2 books with 'sexually explicit' content pulled from Cobb County school libraries

The Cobb County School District has pulled two books from its school libraries. School officials emailed parents saying the content is "highly inappropriate and sexually explicit."

One of the books is "Me and Earl and the Dying Girl." It includes profanity and sexual content.

The other book is "Flamer." The main character is a boy who may be gay, and is struggling with self-hate. On the author's website, the recommended reading age for "Flamer" is 14-plus, or with adult guidance.

School officials say at least one of the books was found in 20 school libraries.
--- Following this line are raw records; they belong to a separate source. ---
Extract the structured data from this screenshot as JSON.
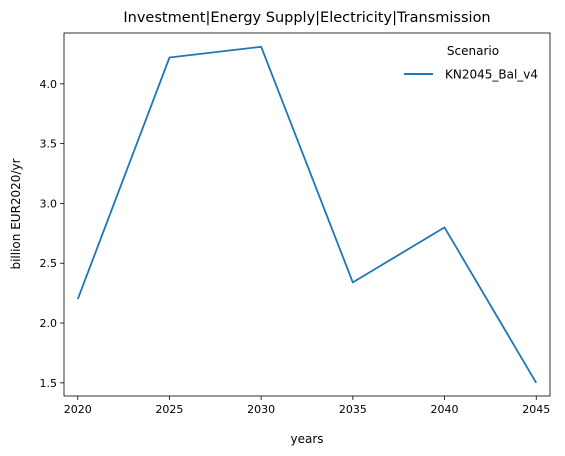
{
  "chart_data": {
    "type": "line",
    "title": "Investment|Energy Supply|Electricity|Transmission",
    "xlabel": "years",
    "ylabel": "billion EUR2020/yr",
    "x": [
      2020,
      2025,
      2030,
      2035,
      2040,
      2045
    ],
    "xticks": [
      "2020",
      "2025",
      "2030",
      "2035",
      "2040",
      "2045"
    ],
    "yticks": [
      "1.5",
      "2.0",
      "2.5",
      "3.0",
      "3.5",
      "4.0"
    ],
    "xlim": [
      2019.25,
      2045.75
    ],
    "ylim": [
      1.39,
      4.425
    ],
    "grid": false,
    "legend": {
      "title": "Scenario",
      "placement": "top-right"
    },
    "series": [
      {
        "name": "KN2045_Bal_v4",
        "color": "#1f77b4",
        "values": [
          2.2,
          4.22,
          4.31,
          2.34,
          2.8,
          1.5
        ]
      }
    ]
  }
}
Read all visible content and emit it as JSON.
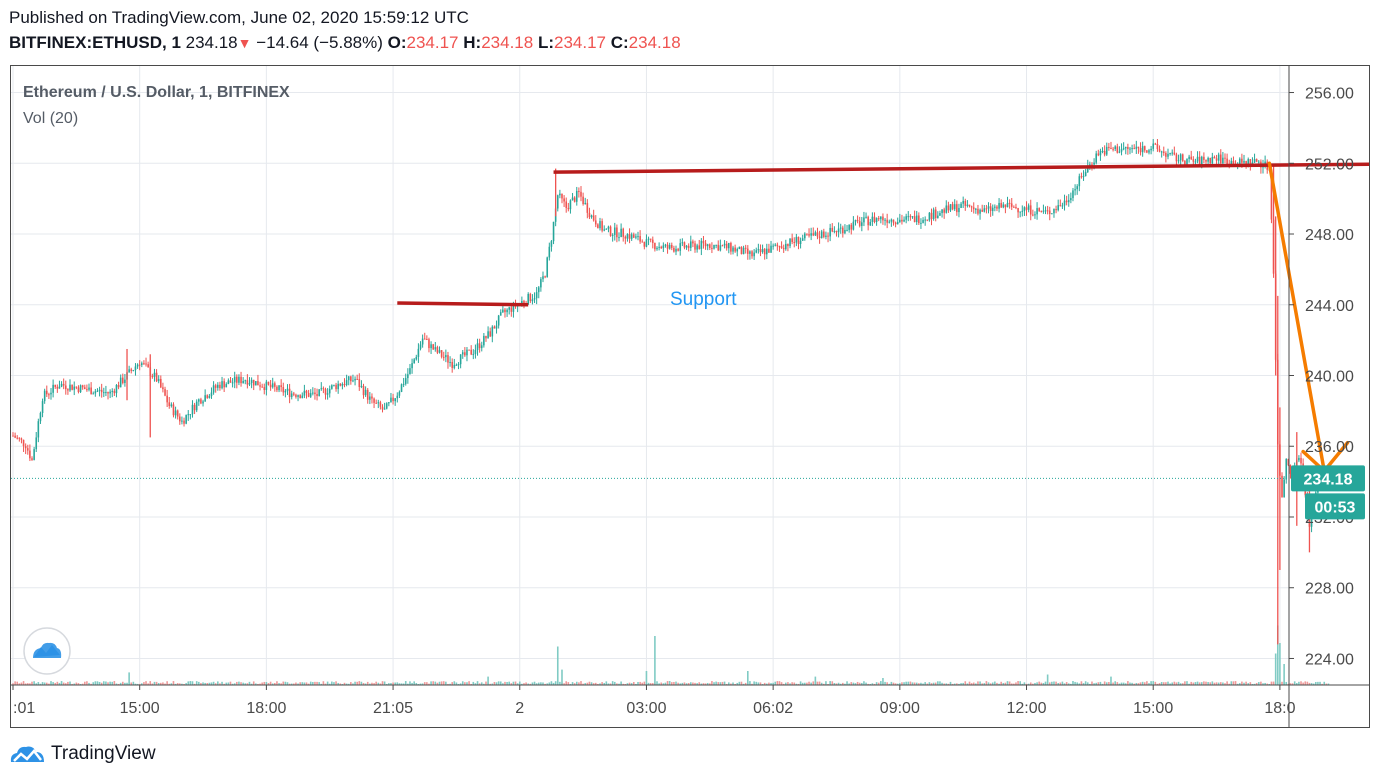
{
  "header": {
    "published": "Published on TradingView.com, June 02, 2020 15:59:12 UTC",
    "symbol": "BITFINEX:ETHUSD, 1",
    "last": "234.18",
    "change_arrow": "▼",
    "change": "−14.64 (−5.88%)",
    "o_label": "O:",
    "o_value": "234.17",
    "h_label": "H:",
    "h_value": "234.18",
    "l_label": "L:",
    "l_value": "234.17",
    "c_label": "C:",
    "c_value": "234.18"
  },
  "legend": {
    "title": "Ethereum / U.S. Dollar, 1, BITFINEX",
    "volume": "Vol (20)"
  },
  "annotation": {
    "support_text": "Support"
  },
  "price_badge": {
    "price": "234.18",
    "countdown": "00:53"
  },
  "footer": {
    "brand": "TradingView"
  },
  "colors": {
    "up": "#26a69a",
    "down": "#ef5350",
    "trendline": "#b71c1c",
    "arrow": "#f57c00",
    "support_text": "#2196f3",
    "grid": "#e6e9ee"
  },
  "chart_data": {
    "type": "candlestick",
    "interval": "1 minute",
    "x_ticks": [
      ":01",
      "15:00",
      "18:00",
      "21:05",
      "2",
      "03:00",
      "06:02",
      "09:00",
      "12:00",
      "15:00",
      "18:0"
    ],
    "y_ticks": [
      256.0,
      252.0,
      248.0,
      244.0,
      240.0,
      236.0,
      232.0,
      228.0,
      224.0
    ],
    "ylim": [
      222.5,
      257.5
    ],
    "last_price": 234.18,
    "price_path": [
      {
        "x": 0.0,
        "y": 236.6
      },
      {
        "x": 0.3,
        "y": 236.1
      },
      {
        "x": 0.45,
        "y": 235.2
      },
      {
        "x": 0.7,
        "y": 238.8
      },
      {
        "x": 1.1,
        "y": 239.5
      },
      {
        "x": 1.8,
        "y": 239.2
      },
      {
        "x": 2.3,
        "y": 239.0
      },
      {
        "x": 2.7,
        "y": 240.0
      },
      {
        "x": 3.0,
        "y": 240.8
      },
      {
        "x": 3.4,
        "y": 239.8
      },
      {
        "x": 3.7,
        "y": 238.3
      },
      {
        "x": 4.0,
        "y": 237.4
      },
      {
        "x": 4.4,
        "y": 238.6
      },
      {
        "x": 4.9,
        "y": 239.5
      },
      {
        "x": 5.5,
        "y": 239.8
      },
      {
        "x": 6.0,
        "y": 239.4
      },
      {
        "x": 6.6,
        "y": 239.0
      },
      {
        "x": 7.2,
        "y": 238.9
      },
      {
        "x": 7.7,
        "y": 239.5
      },
      {
        "x": 8.1,
        "y": 239.8
      },
      {
        "x": 8.5,
        "y": 238.5
      },
      {
        "x": 8.8,
        "y": 238.0
      },
      {
        "x": 9.1,
        "y": 239.0
      },
      {
        "x": 9.4,
        "y": 240.3
      },
      {
        "x": 9.7,
        "y": 242.1
      },
      {
        "x": 10.0,
        "y": 241.4
      },
      {
        "x": 10.4,
        "y": 240.7
      },
      {
        "x": 10.9,
        "y": 241.4
      },
      {
        "x": 11.3,
        "y": 242.4
      },
      {
        "x": 11.6,
        "y": 243.5
      },
      {
        "x": 12.0,
        "y": 244.1
      },
      {
        "x": 12.4,
        "y": 244.6
      },
      {
        "x": 12.6,
        "y": 245.8
      },
      {
        "x": 12.75,
        "y": 247.8
      },
      {
        "x": 12.9,
        "y": 250.2
      },
      {
        "x": 13.1,
        "y": 249.5
      },
      {
        "x": 13.4,
        "y": 250.3
      },
      {
        "x": 13.7,
        "y": 249.0
      },
      {
        "x": 14.0,
        "y": 248.2
      },
      {
        "x": 14.5,
        "y": 248.0
      },
      {
        "x": 15.0,
        "y": 247.5
      },
      {
        "x": 15.5,
        "y": 247.2
      },
      {
        "x": 16.0,
        "y": 247.3
      },
      {
        "x": 16.5,
        "y": 247.4
      },
      {
        "x": 17.0,
        "y": 247.2
      },
      {
        "x": 17.5,
        "y": 246.8
      },
      {
        "x": 18.0,
        "y": 247.2
      },
      {
        "x": 18.5,
        "y": 247.6
      },
      {
        "x": 19.0,
        "y": 247.9
      },
      {
        "x": 19.5,
        "y": 248.2
      },
      {
        "x": 20.0,
        "y": 248.6
      },
      {
        "x": 20.5,
        "y": 248.9
      },
      {
        "x": 21.0,
        "y": 248.8
      },
      {
        "x": 21.5,
        "y": 248.9
      },
      {
        "x": 22.0,
        "y": 249.3
      },
      {
        "x": 22.5,
        "y": 249.6
      },
      {
        "x": 23.0,
        "y": 249.3
      },
      {
        "x": 23.5,
        "y": 249.6
      },
      {
        "x": 24.0,
        "y": 249.4
      },
      {
        "x": 24.5,
        "y": 249.2
      },
      {
        "x": 24.9,
        "y": 249.8
      },
      {
        "x": 25.2,
        "y": 250.8
      },
      {
        "x": 25.4,
        "y": 251.6
      },
      {
        "x": 25.7,
        "y": 252.6
      },
      {
        "x": 26.0,
        "y": 252.8
      },
      {
        "x": 26.5,
        "y": 252.8
      },
      {
        "x": 27.0,
        "y": 252.9
      },
      {
        "x": 27.5,
        "y": 252.3
      },
      {
        "x": 28.0,
        "y": 252.1
      },
      {
        "x": 28.5,
        "y": 252.3
      },
      {
        "x": 29.0,
        "y": 252.0
      },
      {
        "x": 29.5,
        "y": 252.1
      },
      {
        "x": 29.75,
        "y": 251.7
      },
      {
        "x": 29.85,
        "y": 246.0
      },
      {
        "x": 29.95,
        "y": 236.0
      },
      {
        "x": 30.05,
        "y": 233.0
      },
      {
        "x": 30.15,
        "y": 235.4
      },
      {
        "x": 30.3,
        "y": 234.3
      },
      {
        "x": 30.45,
        "y": 235.6
      },
      {
        "x": 30.6,
        "y": 233.5
      },
      {
        "x": 30.7,
        "y": 231.5
      },
      {
        "x": 30.85,
        "y": 233.6
      },
      {
        "x": 31.0,
        "y": 233.9
      },
      {
        "x": 31.2,
        "y": 234.18
      }
    ],
    "wicks": [
      {
        "x": 12.85,
        "low": 249.0,
        "high": 251.7
      },
      {
        "x": 29.85,
        "low": 246.0,
        "high": 251.9
      },
      {
        "x": 29.9,
        "low": 240.0,
        "high": 249.0
      },
      {
        "x": 29.95,
        "low": 224.8,
        "high": 244.5
      },
      {
        "x": 30.0,
        "low": 229.0,
        "high": 238.2
      },
      {
        "x": 30.4,
        "low": 231.5,
        "high": 236.8
      },
      {
        "x": 30.7,
        "low": 230.0,
        "high": 234.5
      },
      {
        "x": 3.25,
        "low": 236.5,
        "high": 241.2
      },
      {
        "x": 2.7,
        "low": 238.6,
        "high": 241.5
      }
    ],
    "volume_spikes": [
      {
        "x": 12.9,
        "v": 0.55
      },
      {
        "x": 13.0,
        "v": 0.22
      },
      {
        "x": 15.2,
        "v": 0.7
      },
      {
        "x": 15.0,
        "v": 0.2
      },
      {
        "x": 17.4,
        "v": 0.2
      },
      {
        "x": 29.9,
        "v": 0.45
      },
      {
        "x": 29.95,
        "v": 0.85
      },
      {
        "x": 30.0,
        "v": 0.6
      },
      {
        "x": 30.1,
        "v": 0.3
      },
      {
        "x": 24.5,
        "v": 0.15
      },
      {
        "x": 2.75,
        "v": 0.18
      },
      {
        "x": 11.25,
        "v": 0.12
      },
      {
        "x": 19.0,
        "v": 0.12
      },
      {
        "x": 20.6,
        "v": 0.1
      },
      {
        "x": 26.0,
        "v": 0.12
      }
    ],
    "trendlines": [
      {
        "name": "resistance",
        "points": [
          {
            "x": 12.8,
            "y": 251.5
          },
          {
            "x": 30.1,
            "y": 251.9
          }
        ],
        "extend_to_x": 33.8
      },
      {
        "name": "support",
        "points": [
          {
            "x": 9.1,
            "y": 244.1
          },
          {
            "x": 12.2,
            "y": 244.0
          }
        ]
      }
    ],
    "arrows": [
      {
        "points": [
          {
            "x": 29.75,
            "y": 252.0
          },
          {
            "x": 31.05,
            "y": 234.6
          }
        ]
      },
      {
        "points": [
          {
            "x": 30.55,
            "y": 235.7
          },
          {
            "x": 31.05,
            "y": 234.6
          },
          {
            "x": 31.6,
            "y": 236.2
          }
        ]
      }
    ],
    "grid": true,
    "legend": "top-left"
  }
}
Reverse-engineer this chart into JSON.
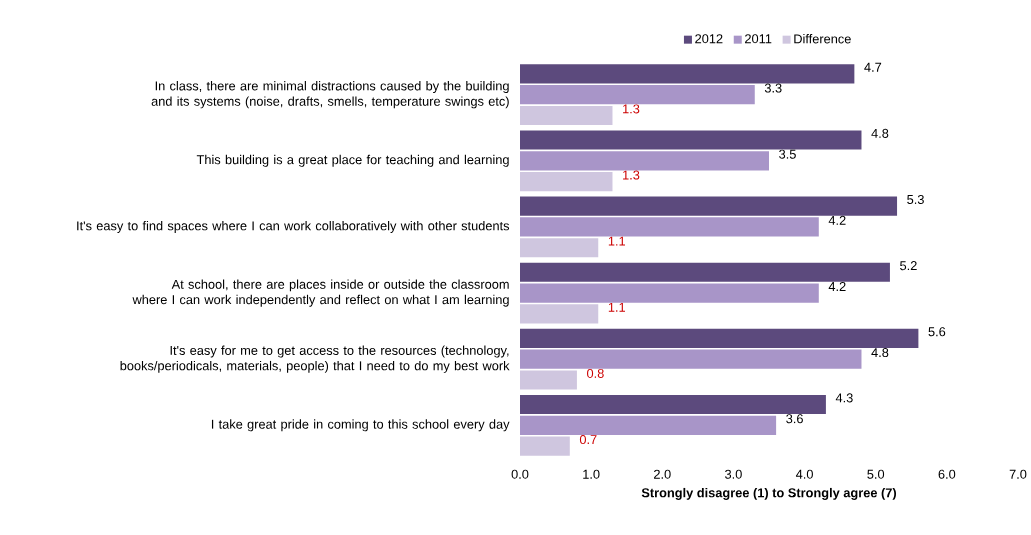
{
  "chart_data": {
    "type": "bar",
    "orientation": "horizontal",
    "xlabel": "Strongly disagree (1) to Strongly agree (7)",
    "categories": [
      "In class, there are minimal distractions caused by the building and its systems (noise, drafts, smells, temperature swings etc)",
      "This building is a great place for teaching and learning",
      "It's easy to find spaces where I can work collaboratively with other students",
      "At school, there are places inside or outside the classroom where I can work independently and reflect on what I am learning",
      "It's easy for me to get access to the resources (technology, books/periodicals, materials, people) that I need to do my best work",
      "I take great pride in coming to this school every day"
    ],
    "series": [
      {
        "name": "2012",
        "color": "#5c4a7d",
        "values": [
          4.7,
          4.8,
          5.3,
          5.2,
          5.6,
          4.3
        ]
      },
      {
        "name": "2011",
        "color": "#a895c8",
        "values": [
          3.3,
          3.5,
          4.2,
          4.2,
          4.8,
          3.6
        ]
      },
      {
        "name": "Difference",
        "color": "#cfc6df",
        "values": [
          1.3,
          1.3,
          1.1,
          1.1,
          0.8,
          0.7
        ]
      }
    ],
    "xlim": [
      0,
      7
    ],
    "xticks": [
      {
        "value": 0,
        "label": "0.0"
      },
      {
        "value": 1,
        "label": "1.0"
      },
      {
        "value": 2,
        "label": "2.0"
      },
      {
        "value": 3,
        "label": "3.0"
      },
      {
        "value": 4,
        "label": "4.0"
      },
      {
        "value": 5,
        "label": "5.0"
      },
      {
        "value": 6,
        "label": "6.0"
      },
      {
        "value": 7,
        "label": "7.0"
      }
    ],
    "data_labels": true,
    "legend": "top"
  }
}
A district spokesperson sent the following statement:

"Earlier this week, we learned 20 school libraries contained one or two books ("Flamer" and/or "Me and Earl and the dying girl") with highly inappropriate, sexually explicit content. We removed the books immediately, are in an ongoing investigation, and are committed to ensuring our students are taught with content in line with Georgia standards, Board policy, and the Law."

Some parents appreciate the school taking action.

"If it's culturally or politically divisive, if it's specifically about gay or trans and issues sensitive to some religious cultures, that's why we have the Georgia laws in place. Schools should be a safe neutral setting. Let parents do the parenting," said Rebecca Ivanov.

Others say the books should have stayed on the shelves.

"It's censorship by pulling books off the library shelves that might cause panic, or somebody might be upset about. It is not up to anyone else to decide what my child can read," said Jessica Bergeron.

Laura Judge who is running for the school board says she's heard from parents on both sides who want answers.

"What policy was the district following to remove this book?" Judge asked. "I also ask ‘How long has the book been on the shelves in our schools?’"

Most parents couldn't help but notice that all this comes just a week after a Cobb County teacher was fired for reading a book about gender identity to her fifth grade class.